One of the elements of training neural networks that I’ve never fully understood is transfer learning: the idea of training a model on one problem, but using that knowledge to solve a different but related problem. I’m aware of the general idea – that it should be possible to reuse knowledge from one problem space on a different but related problem space – but the idea that a small amount of training on a small dataset can meaningfully improve the performance of a neural network is still strange to me.
That said, regardless of how strange it seems to me, from my experiments this weekend, it is clearly extremely effective.
After investing hundreds of hours into training StyleGAN models from scratch, I followed the advice of a fellow StyleGAN aficianado on Twitter, and invested instead in starting from the existing models and simply training on a new set of models. What I found absolutely amazed me: with a single training ‘step’ – feeding only 40,000 total images into a network for training – the model had immediately learned tons of specifics about how dining rooms, living rooms, and kitchens worked.
This image shows a side-by-side of four randomly selected rooms produced by the kitchens model before and after the first round of training: It starts out with the bedrooms model, and transforms to a kitchen model after a small amount of training.
On the left: Bedrooms: on the right: kitchens.
I’m no expert in neural networks: I don’t have any specific experience that informs me how these things work. But the ability for the model to learn almost immediately how to create images that reresented different classes seems to suggest to me that a large amount of the structure in these models is representing features that are the same between different types of rooms.
Now, again speaking as a layman: This makes sense. Many of the features of rooms are the same, of course! Walls, windows, combinations of colors: all of these things are fundamental properties of images of all rooms. And many of the other aspects that we see in rooms have a lot of similarities: from a picture, a kitchen table is just a slightly taller living room table; a couch is just a shorter, lower bed, covered in similar patterns.
When training StyleGAN, each step of the training process produces a grid of images based on the same random seed. This is an easy way to visualize the results of the training. What I was most surprised by is that after just one step, these images looked like the rooms they were meant to be replicating.
Grid of dining room images after one training loop.
While continued training seems to allow these images to continue to improve – taking a long couch which started its life as a bed and converting it to a more reasonable looking couch, for example – overall, it is consistent that the training process learns the vast majority of the changes in room type very quickly.
Grid of kitchen images after one training loop.
(If it feels like I’m harping on this point, you’re not wrong: I’m continually amazed by this!)
Grid of living room images after one training loop.
Originally, I was scared to use transfer learning for this task. I was worried there was too little similarity in kitchens compared to bedrooms, so I’d never see the model able ot climb out of that rut, instead simply creating ugly bedrooms in place of kitchens. This effort has convinced me that this was entirely misplaced on my part.

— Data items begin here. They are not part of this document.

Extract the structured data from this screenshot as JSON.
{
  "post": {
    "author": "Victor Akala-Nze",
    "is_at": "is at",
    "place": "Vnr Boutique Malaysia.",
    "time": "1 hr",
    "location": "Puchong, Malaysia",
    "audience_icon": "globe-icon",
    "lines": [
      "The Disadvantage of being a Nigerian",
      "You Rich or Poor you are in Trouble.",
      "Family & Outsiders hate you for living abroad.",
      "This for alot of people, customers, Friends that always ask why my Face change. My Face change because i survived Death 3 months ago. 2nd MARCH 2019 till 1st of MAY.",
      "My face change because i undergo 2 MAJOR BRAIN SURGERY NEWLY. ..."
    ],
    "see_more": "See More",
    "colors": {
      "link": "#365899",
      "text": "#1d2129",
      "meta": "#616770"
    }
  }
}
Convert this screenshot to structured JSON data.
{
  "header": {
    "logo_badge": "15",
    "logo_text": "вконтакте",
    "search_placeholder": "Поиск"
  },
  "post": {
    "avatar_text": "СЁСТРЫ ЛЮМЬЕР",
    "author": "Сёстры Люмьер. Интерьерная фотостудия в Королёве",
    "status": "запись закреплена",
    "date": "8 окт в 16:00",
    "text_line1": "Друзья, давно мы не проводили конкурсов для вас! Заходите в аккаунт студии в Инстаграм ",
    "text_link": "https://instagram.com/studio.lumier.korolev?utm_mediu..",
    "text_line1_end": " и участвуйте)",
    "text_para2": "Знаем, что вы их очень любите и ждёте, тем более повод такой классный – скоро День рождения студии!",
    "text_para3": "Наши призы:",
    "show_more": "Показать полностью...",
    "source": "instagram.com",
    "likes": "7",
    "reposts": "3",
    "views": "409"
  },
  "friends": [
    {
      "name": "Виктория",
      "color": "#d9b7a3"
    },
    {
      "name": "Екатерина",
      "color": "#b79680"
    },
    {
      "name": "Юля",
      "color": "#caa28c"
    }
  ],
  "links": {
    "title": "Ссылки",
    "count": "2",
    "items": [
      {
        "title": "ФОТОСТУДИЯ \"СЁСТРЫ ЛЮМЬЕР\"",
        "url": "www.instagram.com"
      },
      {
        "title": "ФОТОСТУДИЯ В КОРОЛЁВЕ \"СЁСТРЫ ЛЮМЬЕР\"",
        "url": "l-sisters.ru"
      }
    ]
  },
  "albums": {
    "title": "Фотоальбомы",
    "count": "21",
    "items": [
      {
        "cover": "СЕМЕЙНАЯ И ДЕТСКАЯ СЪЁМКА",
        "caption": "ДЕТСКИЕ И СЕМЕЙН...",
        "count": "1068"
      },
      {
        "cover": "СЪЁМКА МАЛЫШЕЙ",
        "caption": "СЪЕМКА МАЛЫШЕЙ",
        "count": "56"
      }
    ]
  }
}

To give a better sense of the training process, I’ve prepped a set of samples: Each shows the initial model (trained on bedrooms), and how it progressed over the course of ~2 days of training on a GTX 1080. The first step took about 1.5 hours of GTX 1080 training time. You can browse the samples on the Transfer Learning Demo Site.
The most interesting thing to me here is that once someone has trained a similar model, it becomes very straightforward for many consumers to create models which can act as a novel GAN. This allows sites like This Waifu Does Not Exist to be created quickly.
With this in mind, the only question is: where do we go next?